Melle K n’a pas manqué son rendez-vous rouennais mercredi 12 novembre dernier au Trianon Transatlantique.
Melle K est une précurseure. Elle est la première a avoir arboré une attitude pro-féministe dans le rock en se présentant quasi topless sur scène. Cette idée de départ, très attractive, Katerine Gierak ne s’en ait jamais départie. Depuis, les Natasha, Suzanne et autre Rebeka, voire Louise, ont largement tombé le haut, à chaque fois comme autant de cris d’émancipations.

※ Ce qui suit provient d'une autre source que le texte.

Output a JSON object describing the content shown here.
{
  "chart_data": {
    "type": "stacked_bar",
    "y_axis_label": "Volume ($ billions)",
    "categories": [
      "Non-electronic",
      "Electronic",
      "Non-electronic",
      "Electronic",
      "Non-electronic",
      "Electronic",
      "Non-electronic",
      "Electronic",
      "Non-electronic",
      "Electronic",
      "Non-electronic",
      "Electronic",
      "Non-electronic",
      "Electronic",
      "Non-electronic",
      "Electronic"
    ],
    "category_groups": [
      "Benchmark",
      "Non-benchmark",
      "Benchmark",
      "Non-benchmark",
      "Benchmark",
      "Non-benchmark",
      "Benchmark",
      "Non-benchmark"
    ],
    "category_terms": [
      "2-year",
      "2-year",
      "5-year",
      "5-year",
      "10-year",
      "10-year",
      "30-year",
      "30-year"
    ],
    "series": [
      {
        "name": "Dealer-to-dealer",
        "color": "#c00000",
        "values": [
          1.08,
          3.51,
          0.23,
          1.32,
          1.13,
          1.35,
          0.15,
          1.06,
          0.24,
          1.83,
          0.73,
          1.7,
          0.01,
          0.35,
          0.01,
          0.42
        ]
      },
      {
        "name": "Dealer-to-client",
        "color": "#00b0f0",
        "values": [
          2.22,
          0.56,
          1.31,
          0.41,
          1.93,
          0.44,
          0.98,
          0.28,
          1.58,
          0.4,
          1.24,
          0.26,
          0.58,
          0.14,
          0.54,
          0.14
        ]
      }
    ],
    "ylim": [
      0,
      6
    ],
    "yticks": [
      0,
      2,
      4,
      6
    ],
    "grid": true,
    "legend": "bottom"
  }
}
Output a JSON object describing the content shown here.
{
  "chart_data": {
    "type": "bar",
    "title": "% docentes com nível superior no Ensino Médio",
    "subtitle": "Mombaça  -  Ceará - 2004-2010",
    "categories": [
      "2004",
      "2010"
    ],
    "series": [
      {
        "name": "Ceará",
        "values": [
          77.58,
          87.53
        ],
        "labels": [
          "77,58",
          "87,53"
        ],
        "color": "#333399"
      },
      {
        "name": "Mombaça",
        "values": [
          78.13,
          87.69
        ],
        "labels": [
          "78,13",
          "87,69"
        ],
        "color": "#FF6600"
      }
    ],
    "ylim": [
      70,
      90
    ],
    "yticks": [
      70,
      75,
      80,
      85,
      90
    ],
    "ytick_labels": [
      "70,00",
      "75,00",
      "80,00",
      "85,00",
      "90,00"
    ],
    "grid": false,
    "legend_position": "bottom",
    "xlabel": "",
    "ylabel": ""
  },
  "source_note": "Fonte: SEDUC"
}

Ses dix années d’indépendances
En ce 12 novembre 2025, Melle K ne chante toujours pas le blues et se présente guitares en mains pour célébrer ses dix années d’indépendances. De quoi indépendance ? Ben oui, il y a dix ans, elle prenait le large de l’industrie musicale et créait, comme beaucoup d’autres, sa propre structure pour garder le contrôle intégrale sur ses productions. Un album, excellent, « Sous les brûlures, l’incandescence intacte » lui permet alors de faire son coming-out, là encore bien avant les autres, Angèle par exemple.
Sous les brûlures
Ce titre, l’un des plus réussis du répertoire de Melle K, Katerine ne l’a pas joué ce mercredi soir dans un Trianon Transatlantique plein comme en plein œuf. Il faut dire que la soirée est labelisée Festival Chant D’Elles, alter-ego local du festival « Les femmes s’en mêlent ». Du 1er au 16 novembre, les institutions normandes de la musique prennent les choses en main pour porter haut la lutte contre les inégalités. Ce mercredi soir, trois rendez-vous étaient programmés, dans trois lieux différents.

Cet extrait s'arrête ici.